Differential tyrosine phosphorylation of the IFNAR chain of the type I interferon receptor and of an associated surface protein in response to IFN-alpha and IFN-beta.

The human interferon alpha-receptor (IFNAR gene product) is a transmembranal protein of 557 amino acids with an intracytoplasmic domain of 100 amino acids containing four tyrosines. Antibodies to a C-terminal peptide (residues 521-536) were developed which efficiently immunoprecipitate the 105 kDa IFNAR protein from detergent extracts of human cells. We show that the IFNAR protein becomes tyrosine phosphorylated within 5 min after treatment of human myeloma U266 cells with IFN-alpha 2, IFN-alpha 8 or IFN-beta. The IFNAR chain interacts with both IFN-alpha 2 and IFN-beta, as demonstrated by cross-linking.

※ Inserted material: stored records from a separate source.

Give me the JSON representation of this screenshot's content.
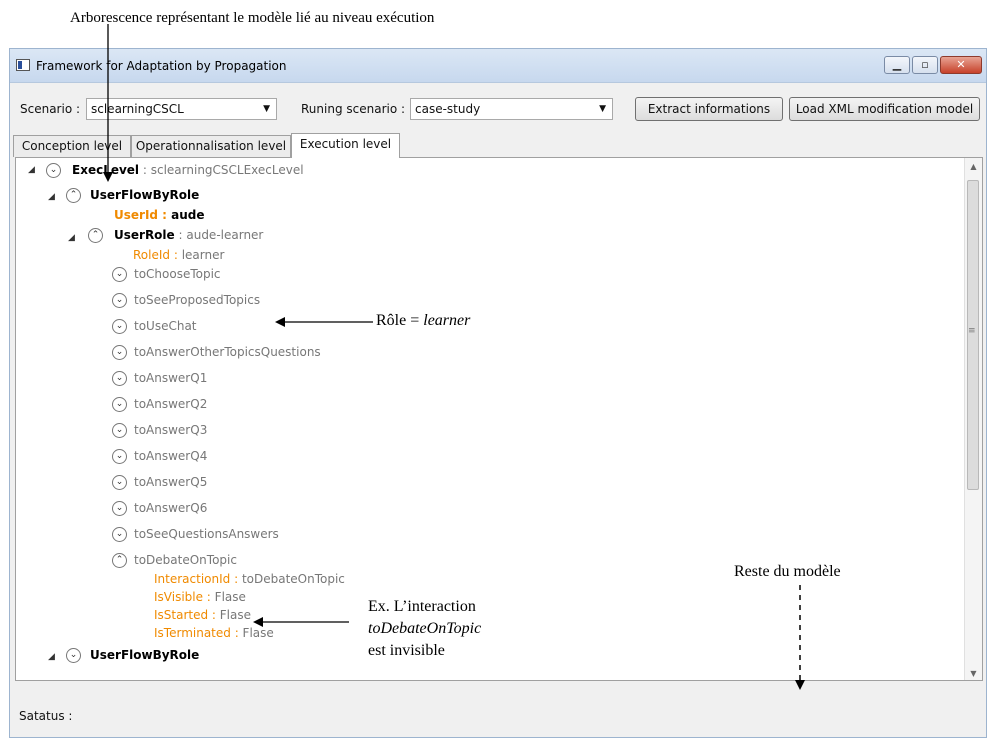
{
  "annotations": {
    "top": "Arborescence représentant le modèle lié au niveau exécution",
    "role": "Rôle = ",
    "role_value": "learner",
    "rest": "Reste du modèle",
    "ex1": "Ex. L’interaction",
    "ex2": "toDebateOnTopic",
    "ex3": "est invisible"
  },
  "window": {
    "title": "Framework for Adaptation by Propagation"
  },
  "toolbar": {
    "scenario_label": "Scenario :",
    "scenario_value": "sclearningCSCL",
    "running_label": "Runing scenario :",
    "running_value": "case-study",
    "extract_label": "Extract informations",
    "load_label": "Load XML modification model"
  },
  "tabs": [
    "Conception level",
    "Operationnalisation level",
    "Execution level"
  ],
  "tree": {
    "root_key": "ExecLevel",
    "root_val": " : sclearningCSCLExecLevel",
    "flow_label": "UserFlowByRole",
    "userid_key": "UserId : ",
    "userid_val": "aude",
    "role_key": "UserRole",
    "role_val": " : aude-learner",
    "roleid_key": "RoleId : ",
    "roleid_val": "learner",
    "items": [
      "toChooseTopic",
      "toSeeProposedTopics",
      "toUseChat",
      "toAnswerOtherTopicsQuestions",
      "toAnswerQ1",
      "toAnswerQ2",
      "toAnswerQ3",
      "toAnswerQ4",
      "toAnswerQ5",
      "toAnswerQ6",
      "toSeeQuestionsAnswers",
      "toDebateOnTopic"
    ],
    "props": [
      {
        "key": "InteractionId : ",
        "val": "toDebateOnTopic"
      },
      {
        "key": "IsVisible : ",
        "val": "Flase"
      },
      {
        "key": "IsStarted : ",
        "val": "Flase"
      },
      {
        "key": "IsTerminated : ",
        "val": "Flase"
      }
    ],
    "flow2_label": "UserFlowByRole"
  },
  "status": {
    "label": "Satatus :"
  }
}
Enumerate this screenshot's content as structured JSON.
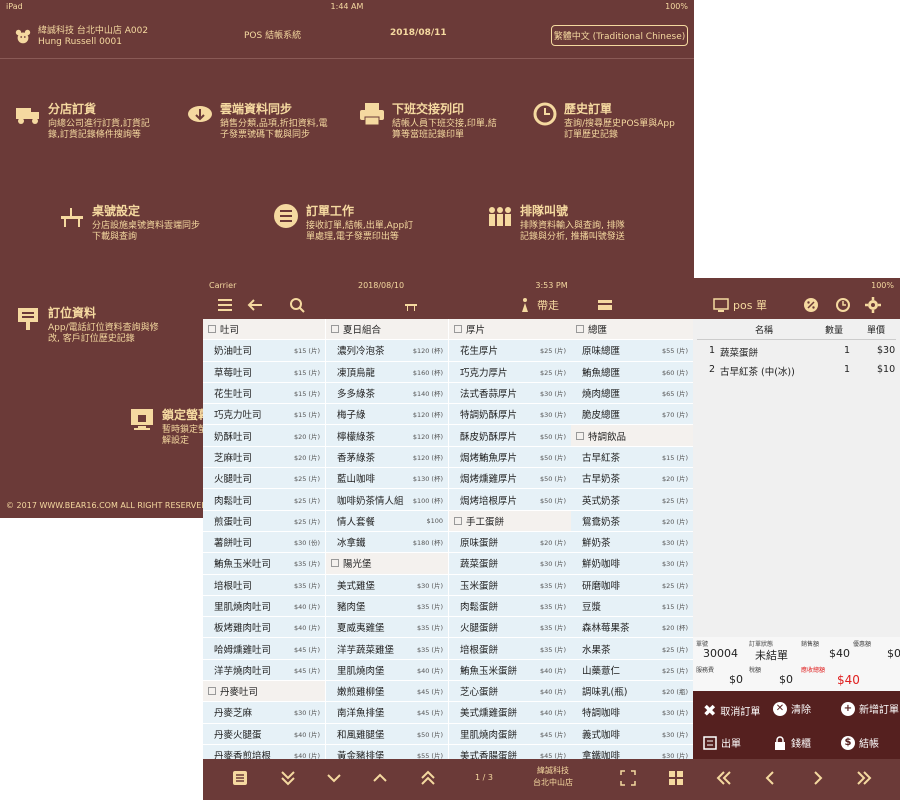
{
  "back": {
    "status": {
      "carrier": "iPad",
      "time": "1:44 AM",
      "battery": "100%"
    },
    "header": {
      "company": "緯誠科技 台北中山店 A002",
      "user": "Hung Russell 0001",
      "title": "POS 結帳系統",
      "date": "2018/08/11",
      "language_button": "繁體中文 (Traditional Chinese)"
    },
    "menu": [
      {
        "title": "分店訂貨",
        "desc1": "向總公司進行訂貨,訂貨記",
        "desc2": "錄,訂貨記錄條件搜詢等",
        "icon": "truck-icon"
      },
      {
        "title": "雲端資料同步",
        "desc1": "銷售分類,品項,折扣資料,電",
        "desc2": "子發票號碼下載與同步",
        "icon": "cloud-sync-icon"
      },
      {
        "title": "下班交接列印",
        "desc1": "結帳人員下班交接,印單,結",
        "desc2": "算等當班記錄印單",
        "icon": "printer-icon"
      },
      {
        "title": "歷史訂單",
        "desc1": "查詢/搜尋歷史POS單與App",
        "desc2": "訂單歷史記錄",
        "icon": "history-icon"
      },
      {
        "title": "桌號設定",
        "desc1": "分店設施桌號資料雲端同步",
        "desc2": "下載與查詢",
        "icon": "table-icon"
      },
      {
        "title": "訂單工作",
        "desc1": "接收訂單,結帳,出單,App訂",
        "desc2": "單處理,電子發票印出等",
        "icon": "list-icon"
      },
      {
        "title": "排隊叫號",
        "desc1": "排隊資料輸入與查詢, 排隊",
        "desc2": "記錄與分析, 推播叫號發送",
        "icon": "queue-icon"
      },
      {
        "title": "訂位資料",
        "desc1": "App/電話訂位資料查詢與修",
        "desc2": "改, 客戶訂位歷史記錄",
        "icon": "reservation-icon"
      },
      {
        "title": "鎖定螢幕",
        "desc1": "暫時鎖定螢",
        "desc2": "解設定",
        "icon": "lock-screen-icon"
      }
    ],
    "copyright": "© 2017 WWW.BEAR16.COM ALL RIGHT RESERVED"
  },
  "front": {
    "status": {
      "carrier": "Carrier",
      "date": "2018/08/10",
      "time": "3:53 PM",
      "battery": "100%"
    },
    "toolbar": {
      "takeout": "帶走",
      "pos_label": "pos 單"
    },
    "columns": [
      [
        {
          "name": "吐司",
          "cat": true
        },
        {
          "name": "奶油吐司",
          "price": "$15 (片)"
        },
        {
          "name": "草莓吐司",
          "price": "$15 (片)"
        },
        {
          "name": "花生吐司",
          "price": "$15 (片)"
        },
        {
          "name": "巧克力吐司",
          "price": "$15 (片)"
        },
        {
          "name": "奶酥吐司",
          "price": "$20 (片)"
        },
        {
          "name": "芝麻吐司",
          "price": "$20 (片)"
        },
        {
          "name": "火腿吐司",
          "price": "$25 (片)"
        },
        {
          "name": "肉鬆吐司",
          "price": "$25 (片)"
        },
        {
          "name": "煎蛋吐司",
          "price": "$25 (片)"
        },
        {
          "name": "薯餅吐司",
          "price": "$30 (份)"
        },
        {
          "name": "鮪魚玉米吐司",
          "price": "$35 (片)"
        },
        {
          "name": "培根吐司",
          "price": "$35 (片)"
        },
        {
          "name": "里肌燒肉吐司",
          "price": "$40 (片)"
        },
        {
          "name": "板烤雞肉吐司",
          "price": "$40 (片)"
        },
        {
          "name": "哈姆燻雞吐司",
          "price": "$45 (片)"
        },
        {
          "name": "洋芋燒肉吐司",
          "price": "$45 (片)"
        },
        {
          "name": "丹麥吐司",
          "cat": true
        },
        {
          "name": "丹麥芝麻",
          "price": "$30 (片)"
        },
        {
          "name": "丹麥火腿蛋",
          "price": "$40 (片)"
        },
        {
          "name": "丹麥香煎培根",
          "price": "$40 (片)"
        }
      ],
      [
        {
          "name": "夏日組合",
          "cat": true
        },
        {
          "name": "濃列冷泡茶",
          "price": "$120 (杯)"
        },
        {
          "name": "凍頂烏龍",
          "price": "$160 (杯)"
        },
        {
          "name": "多多綠茶",
          "price": "$140 (杯)"
        },
        {
          "name": "梅子綠",
          "price": "$120 (杯)"
        },
        {
          "name": "檸檬綠茶",
          "price": "$120 (杯)"
        },
        {
          "name": "香茅綠茶",
          "price": "$120 (杯)"
        },
        {
          "name": "藍山咖啡",
          "price": "$130 (杯)"
        },
        {
          "name": "咖啡奶茶情人組",
          "price": "$100 (杯)"
        },
        {
          "name": "情人套餐",
          "price": "$100"
        },
        {
          "name": "冰拿鐵",
          "price": "$180 (杯)"
        },
        {
          "name": "陽光堡",
          "cat": true
        },
        {
          "name": "美式雞堡",
          "price": "$30 (片)"
        },
        {
          "name": "豬肉堡",
          "price": "$35 (片)"
        },
        {
          "name": "夏威夷雞堡",
          "price": "$35 (片)"
        },
        {
          "name": "洋芋蔬菜雞堡",
          "price": "$35 (片)"
        },
        {
          "name": "里肌燒肉堡",
          "price": "$40 (片)"
        },
        {
          "name": "嫩煎雞柳堡",
          "price": "$45 (片)"
        },
        {
          "name": "南洋魚排堡",
          "price": "$45 (片)"
        },
        {
          "name": "和風雞腿堡",
          "price": "$50 (片)"
        },
        {
          "name": "黃金豬排堡",
          "price": "$55 (片)"
        }
      ],
      [
        {
          "name": "厚片",
          "cat": true
        },
        {
          "name": "花生厚片",
          "price": "$25 (片)"
        },
        {
          "name": "巧克力厚片",
          "price": "$25 (片)"
        },
        {
          "name": "法式香蒜厚片",
          "price": "$30 (片)"
        },
        {
          "name": "特調奶酥厚片",
          "price": "$30 (片)"
        },
        {
          "name": "酥皮奶酥厚片",
          "price": "$50 (片)"
        },
        {
          "name": "焗烤鮪魚厚片",
          "price": "$50 (片)"
        },
        {
          "name": "焗烤燻雞厚片",
          "price": "$50 (片)"
        },
        {
          "name": "焗烤培根厚片",
          "price": "$50 (片)"
        },
        {
          "name": "手工蛋餅",
          "cat": true
        },
        {
          "name": "原味蛋餅",
          "price": "$20 (片)"
        },
        {
          "name": "蔬菜蛋餅",
          "price": "$30 (片)"
        },
        {
          "name": "玉米蛋餅",
          "price": "$35 (片)"
        },
        {
          "name": "肉鬆蛋餅",
          "price": "$35 (片)"
        },
        {
          "name": "火腿蛋餅",
          "price": "$35 (片)"
        },
        {
          "name": "培根蛋餅",
          "price": "$35 (片)"
        },
        {
          "name": "鮪魚玉米蛋餅",
          "price": "$40 (片)"
        },
        {
          "name": "芝心蛋餅",
          "price": "$40 (片)"
        },
        {
          "name": "美式燻雞蛋餅",
          "price": "$40 (片)"
        },
        {
          "name": "里肌燒肉蛋餅",
          "price": "$45 (片)"
        },
        {
          "name": "美式香腸蛋餅",
          "price": "$45 (片)"
        }
      ],
      [
        {
          "name": "總匯",
          "cat": true
        },
        {
          "name": "原味總匯",
          "price": "$55 (片)"
        },
        {
          "name": "鮪魚總匯",
          "price": "$60 (片)"
        },
        {
          "name": "燒肉總匯",
          "price": "$65 (片)"
        },
        {
          "name": "脆皮總匯",
          "price": "$70 (片)"
        },
        {
          "name": "特調飲品",
          "cat": true
        },
        {
          "name": "古早紅茶",
          "price": "$15 (片)"
        },
        {
          "name": "古早奶茶",
          "price": "$20 (片)"
        },
        {
          "name": "英式奶茶",
          "price": "$25 (片)"
        },
        {
          "name": "鴛鴦奶茶",
          "price": "$20 (片)"
        },
        {
          "name": "鮮奶茶",
          "price": "$30 (片)"
        },
        {
          "name": "鮮奶咖啡",
          "price": "$30 (片)"
        },
        {
          "name": "研磨咖啡",
          "price": "$25 (片)"
        },
        {
          "name": "豆漿",
          "price": "$15 (片)"
        },
        {
          "name": "森林莓果茶",
          "price": "$20 (杯)"
        },
        {
          "name": "水果茶",
          "price": "$25 (片)"
        },
        {
          "name": "山藥薏仁",
          "price": "$25 (片)"
        },
        {
          "name": "調味乳(瓶)",
          "price": "$20 (瓶)"
        },
        {
          "name": "特調咖啡",
          "price": "$30 (片)"
        },
        {
          "name": "義式咖啡",
          "price": "$30 (片)"
        },
        {
          "name": "拿鐵咖啡",
          "price": "$30 (片)"
        }
      ]
    ],
    "order": {
      "headers": {
        "name": "名稱",
        "qty": "數量",
        "price": "單價"
      },
      "items": [
        {
          "idx": "1",
          "name": "蔬菜蛋餅",
          "qty": "1",
          "price": "$30"
        },
        {
          "idx": "2",
          "name": "古早紅茶 (中(冰))",
          "qty": "1",
          "price": "$10"
        }
      ]
    },
    "summary": {
      "order_no_label": "單號",
      "order_no": "30004",
      "status_label": "訂單狀態",
      "status": "未結單",
      "sales_label": "銷售額",
      "sales": "$40",
      "discount_label": "優惠額",
      "discount": "$0",
      "service_label": "服務費",
      "service": "$0",
      "tax_label": "稅額",
      "tax": "$0",
      "total_label": "應收總額",
      "total": "$40"
    },
    "actions": {
      "cancel": "取消訂單",
      "clear": "清除",
      "new_order": "新增訂單",
      "print": "出單",
      "drawer": "錢櫃",
      "checkout": "結帳"
    },
    "bottom": {
      "page": "1 / 3",
      "company": "緯誠科技",
      "store": "台北中山店"
    },
    "colors": {
      "bg": "#6b3a38",
      "accent": "#f5d9a0",
      "total_red": "#e02020",
      "action_bg": "#55201f"
    }
  }
}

Among elements involved in signal transduction by type I IFNs, the tyrosine kinase Tyk2 but not Jak1, and the ISGF3 transcription factor subunit Stat2 (p113) but not Stat1 (p91), are found associated with the IFNAR protein. After IFN-beta treatment for 5 min, a tyrosine-phosphorylated protein of approximately 95 kDa (beta-PTyr) is found bound to IFNAR, but can be dissociated by denaturation. The beta-PTyr protein is present on the cell surface, like IFNAR, as shown by extracellular biotin tagging. The ratio of beta-PTyr to IFNAR tyrosine phosphorylation is much higher with IFN-beta than with IFN-alpha 2 or 8. Both are IFN dependent and abrogated by a monoclonal antibody which blocks IFNAR action. The beta-PTyr component may represent an important difference in the action of IFN-beta as compared with IFN-alpha in their shared receptor system.[1]